Will this work? I don’t know. It all depends on whether enough people find it interesting to teach the pluralizer new words. It also depends on people not screwing it up with junk words.

Try it out and LMK what you think.

17
Dec
2007

Improved pluralizing in PHP, ActionScript, and RoR

I found a number of issues with the pluralizing code I posted the other day, and I felt compelled to fix it. While I was at it, I ported the code to ActionScript 3 and then back to Ruby, so you can use the pluralizer in your Flex or RoR apps.

BTW, for those of you who love language and know regular expressions (this means you, lori and nj!), please help me spot any problems with these rules.

The reason it was important for me to get these pluralization rules rights is that I am using these for human-readable strings. In my project, users get to name things however they want and it is nice to be able to pluralize (or singularize) these words when communicating with the user.

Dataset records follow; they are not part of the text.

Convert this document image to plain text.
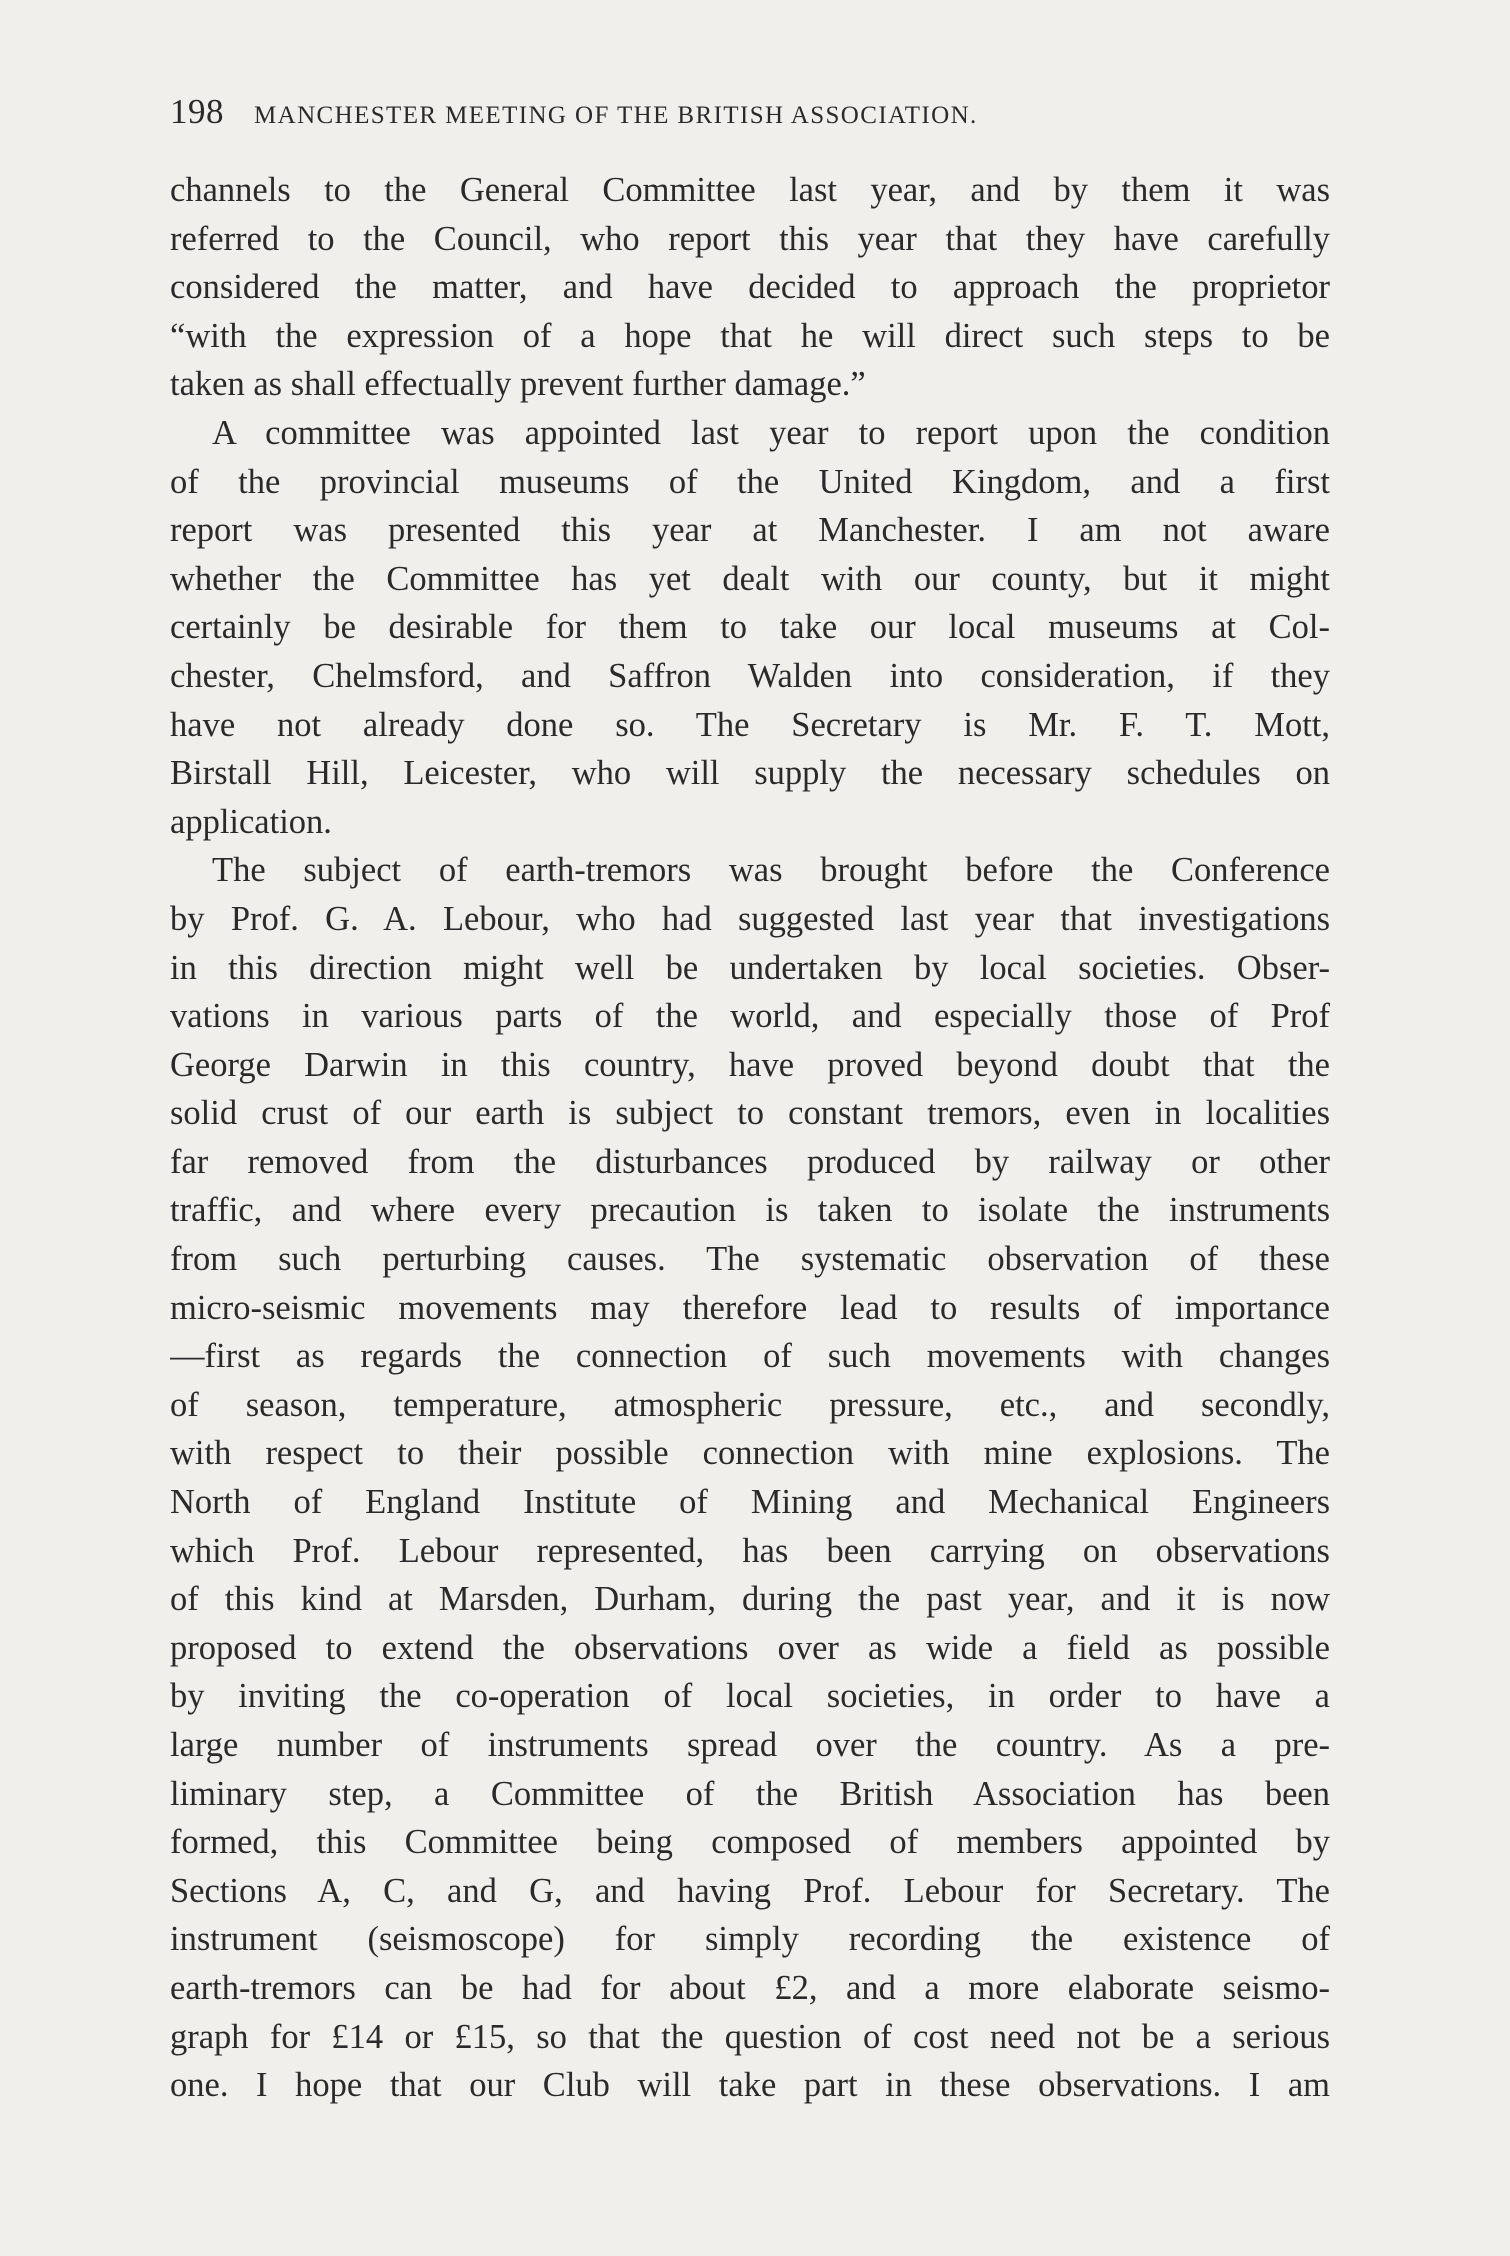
198 MANCHESTER MEETING OF THE BRITISH ASSOCIATION.
channels to the General Committee last year, and by them it was
referred to the Council, who report this year that they have carefully
considered the matter, and have decided to approach the proprietor
“with the expression of a hope that he will direct such steps to be
taken as shall effectually prevent further damage.”
A committee was appointed last year to report upon the condition
of the provincial museums of the United Kingdom, and a first
report was presented this year at Manchester. I am not aware
whether the Committee has yet dealt with our county, but it might
certainly be desirable for them to take our local museums at Col-
chester, Chelmsford, and Saffron Walden into consideration, if they
have not already done so. The Secretary is Mr. F. T. Mott,
Birstall Hill, Leicester, who will supply the necessary schedules on
application.
The subject of earth-tremors was brought before the Conference
by Prof. G. A. Lebour, who had suggested last year that investigations
in this direction might well be undertaken by local societies. Obser-
vations in various parts of the world, and especially those of Prof
George Darwin in this country, have proved beyond doubt that the
solid crust of our earth is subject to constant tremors, even in localities
far removed from the disturbances produced by railway or other
traffic, and where every precaution is taken to isolate the instruments
from such perturbing causes. The systematic observation of these
micro-seismic movements may therefore lead to results of importance
—first as regards the connection of such movements with changes
of season, temperature, atmospheric pressure, etc., and secondly,
with respect to their possible connection with mine explosions. The
North of England Institute of Mining and Mechanical Engineers
which Prof. Lebour represented, has been carrying on observations
of this kind at Marsden, Durham, during the past year, and it is now
proposed to extend the observations over as wide a field as possible
by inviting the co-operation of local societies, in order to have a
large number of instruments spread over the country. As a pre-
liminary step, a Committee of the British Association has been
formed, this Committee being composed of members appointed by
Sections A, C, and G, and having Prof. Lebour for Secretary. The
instrument (seismoscope) for simply recording the existence of
earth-tremors can be had for about £2, and a more elaborate seismo-
graph for £14 or £15, so that the question of cost need not be a serious
one. I hope that our Club will take part in these observations. I am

(As a side note, I think the Ruby on Rails idea of auto-pluralizing table names to be a bit bizarre. I like having magic frameworks that do all the work for me, but I want my frameworks to have predictable behavior!! I mean… how bad would it be if the table that holds the “person” object was called “person” instead of “people”?)

Thanks again to the Rails team for getting this ball rolling, and to Paul Osman for the original PHP version of this code.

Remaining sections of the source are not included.